Demétrio Magnoli
(*)
Na França, da noite para o dia, as
urnas aposentaram uma elite política e fabricaram outra
"Manupiter
em Versalhes" –a manchete de capa do jornal Libération, acompanhada pela
figura do presidente Emmanuel Macron nas vestes de Júpiter, segurando
relâmpagos bifurcados, traduz tanto uma crítica quanto uma constatação.
Crítica:
a reunião de uma sessão conjunta do Senado e da Assembleia Nacional no grande
palácio erguido por Luís 14 desvendaria inclinações autocráticas, um retorno ao
estilo da presidência monárquica do general De Gaulle. Constatação: Macron
emerge como o "deus dos deuses" na cena devastada do sistema
político-partidário francês.
A
aventura começou numa noite fria de abril, em Amiens. Perante duas centenas de
pessoas, o ministro da Economia do desprezado governo socialista de Hollande,
um jovem de 38 anos, anunciou a criação de um novo movimento político, o En
Marche!.
Um ano
depois, Macron venceu o primeiro turno das presidenciais e, no turno decisivo,
impôs uma derrota humilhante a Le Pen, a candidata da direita
ultranacionalista. Finalmente, seu partido improvisado conquistou maioria
avassaladora na Assembleia Nacional, assegurando-lhe um mandato legítimo para
mudar a economia e a política francesas.
Uma
"revolução pelo voto", nem mais nem menos, numa democracia moderna
com partidos consolidados. Na Assembleia Nacional francesa eleita, quase dois
terços dos deputados nunca tiveram mandato parlamentar e jamais ocuparam cargos
governamentais.
Da noite
para o dia, as urnas aposentaram uma elite política e fabricaram outra. Nem
tudo, obviamente, são flores. O turno final das legislativas registrou
abstenção recorde, de 57%. Macron não é Júpiter –e, obviamente, corre o risco
de fracassar. Mas seu movimento já demonstrou que, contrariando uma lenda
popular, a democracia representativa é um sistema aberto à mudança.
A crise
da globalização –a mesma que impulsionou as reações nacionalistas expressas no
Brexit e no triunfo de Trump– produziu o fenômeno oposto na França.
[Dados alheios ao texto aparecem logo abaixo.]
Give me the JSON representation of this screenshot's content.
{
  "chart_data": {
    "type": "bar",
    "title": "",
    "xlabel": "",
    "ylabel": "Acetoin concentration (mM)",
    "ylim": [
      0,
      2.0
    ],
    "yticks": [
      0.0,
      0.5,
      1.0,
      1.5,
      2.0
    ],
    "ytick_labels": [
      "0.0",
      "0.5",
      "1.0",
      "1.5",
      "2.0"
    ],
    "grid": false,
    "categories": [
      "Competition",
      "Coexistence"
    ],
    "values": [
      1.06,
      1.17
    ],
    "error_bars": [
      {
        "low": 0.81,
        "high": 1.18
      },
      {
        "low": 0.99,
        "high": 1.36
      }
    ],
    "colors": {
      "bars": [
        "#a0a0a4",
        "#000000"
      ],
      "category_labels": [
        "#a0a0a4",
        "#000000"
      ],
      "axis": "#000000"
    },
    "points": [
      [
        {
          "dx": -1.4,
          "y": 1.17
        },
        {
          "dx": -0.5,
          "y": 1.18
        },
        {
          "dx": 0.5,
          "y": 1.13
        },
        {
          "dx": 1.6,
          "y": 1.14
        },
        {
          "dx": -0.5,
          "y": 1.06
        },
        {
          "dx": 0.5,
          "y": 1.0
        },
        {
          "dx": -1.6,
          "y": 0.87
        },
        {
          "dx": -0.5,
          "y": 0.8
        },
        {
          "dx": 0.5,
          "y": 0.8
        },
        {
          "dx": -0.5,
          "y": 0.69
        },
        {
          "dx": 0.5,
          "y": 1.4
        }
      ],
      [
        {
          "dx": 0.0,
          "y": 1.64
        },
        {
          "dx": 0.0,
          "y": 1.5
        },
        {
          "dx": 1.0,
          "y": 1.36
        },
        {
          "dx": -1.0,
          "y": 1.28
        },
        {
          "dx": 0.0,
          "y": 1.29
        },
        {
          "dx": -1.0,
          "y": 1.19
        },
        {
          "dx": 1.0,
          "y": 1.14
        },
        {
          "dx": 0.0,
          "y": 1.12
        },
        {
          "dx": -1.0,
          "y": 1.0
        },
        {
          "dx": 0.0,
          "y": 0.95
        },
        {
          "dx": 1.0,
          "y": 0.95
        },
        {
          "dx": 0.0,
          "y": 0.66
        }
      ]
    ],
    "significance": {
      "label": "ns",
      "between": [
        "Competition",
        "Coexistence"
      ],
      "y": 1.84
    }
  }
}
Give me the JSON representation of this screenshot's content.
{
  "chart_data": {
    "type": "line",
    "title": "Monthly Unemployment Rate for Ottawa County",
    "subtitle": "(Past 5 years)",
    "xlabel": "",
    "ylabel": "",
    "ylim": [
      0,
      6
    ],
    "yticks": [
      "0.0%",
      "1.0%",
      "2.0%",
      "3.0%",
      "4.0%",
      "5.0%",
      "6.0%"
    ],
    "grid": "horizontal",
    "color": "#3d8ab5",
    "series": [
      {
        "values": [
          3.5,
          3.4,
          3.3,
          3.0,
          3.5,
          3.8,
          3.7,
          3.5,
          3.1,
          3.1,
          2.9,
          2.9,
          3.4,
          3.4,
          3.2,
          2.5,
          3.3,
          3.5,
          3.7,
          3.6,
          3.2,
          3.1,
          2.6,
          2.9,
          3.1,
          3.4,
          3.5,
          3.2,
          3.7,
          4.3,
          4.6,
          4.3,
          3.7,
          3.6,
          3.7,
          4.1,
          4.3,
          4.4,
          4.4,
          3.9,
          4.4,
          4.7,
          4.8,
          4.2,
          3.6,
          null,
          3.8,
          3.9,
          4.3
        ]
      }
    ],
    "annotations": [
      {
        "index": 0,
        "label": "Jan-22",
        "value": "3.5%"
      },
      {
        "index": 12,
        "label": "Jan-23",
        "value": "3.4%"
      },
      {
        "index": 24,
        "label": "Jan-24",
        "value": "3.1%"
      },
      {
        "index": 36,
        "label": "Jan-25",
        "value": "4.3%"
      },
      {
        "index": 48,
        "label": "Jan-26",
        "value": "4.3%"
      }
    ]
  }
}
Macron
apostou, incessantemente, na clareza. Disse que o sistema político tradicional
perecera e, desafiando dogmas sacrossantos, comprometeu-se a modernizar o
código de trabalho e reformar a legislação previdenciária.
Enfrentando
narrativas populistas simétricas, à direita e à esquerda, defendeu a União
Europeia e os mercados abertos. A vitória, sobre os escombros do Partido
Socialista, em meio à dilaceração da centro-direita gaullista, provou a
vitalidade de uma agenda perdida: a Terceira Via.
Na manhã
seguinte ao turno inicial das presidenciais, a extrema-esquerda saiu às ruas de
Paris para protestar contra o "neoliberal" Macron, em manifestação
concluída por centenas de black blocs que atiravam bombas e pedras. Entre as
presidenciais e as legislativas, perplexos líderes gaullistas qualificaram o
presidente eleito como um "socialista disfarçado", sugerindo que
representaria uma reencarnação do arruinado partido de Hollande.
A
Terceira Via, cujas fontes encontram-se no americano Bill Clinton, no britânico
Tony Blair e na renovada social-democracia alemã, confunde igualmente
conservadores e socialistas. No lugar da polaridade esquerda/direita, opera na
gramática da clivagem internacionalismo/ nacionalismo ou aberto/fechado.
A
fórmula de Macron conecta a economia de mercado aos direitos sociais. Nas duas
pontas, rejeita os privilégios corporativos de empresários e sindicatos. De um
lado, aposta na concorrência e na inovação. De outro, na qualificação dos
serviços públicos universais, especialmente a educação.
A França
que votou em Macron está farta de uma elite política burocrática, inclinada à
corrupção, e aprendeu que o discurso populista do nacionalismo econômico é um
pátio ideológico compartilhado pela extrema direita e pela extrema esquerda.
Paris
não é aqui –mas descortina-se uma larga avenida para o surgimento de um En
Marche! brasileiro.
Folha de S. Paulo
(*) Comentário do editor do
blog-MBF: a fórmula Macron ou Capitalismo
Social. Já são
42 anos que venho propondo esta alternativa e para implementá-la, mais
democracia ainda: fim dos partidos políticos, TODOS, para que seja o eleitor a
indicar os candidatos. Só aí o sufrágio universal será democrático na correta acepção
do termo, pois estaremos retirando das corporações classistas a prerrogativa de
nos impor candidatos, que uma vez "eleitos" atenderão primeiro os interesses deles e só depois, se não os atrapalhar, os da sociedade.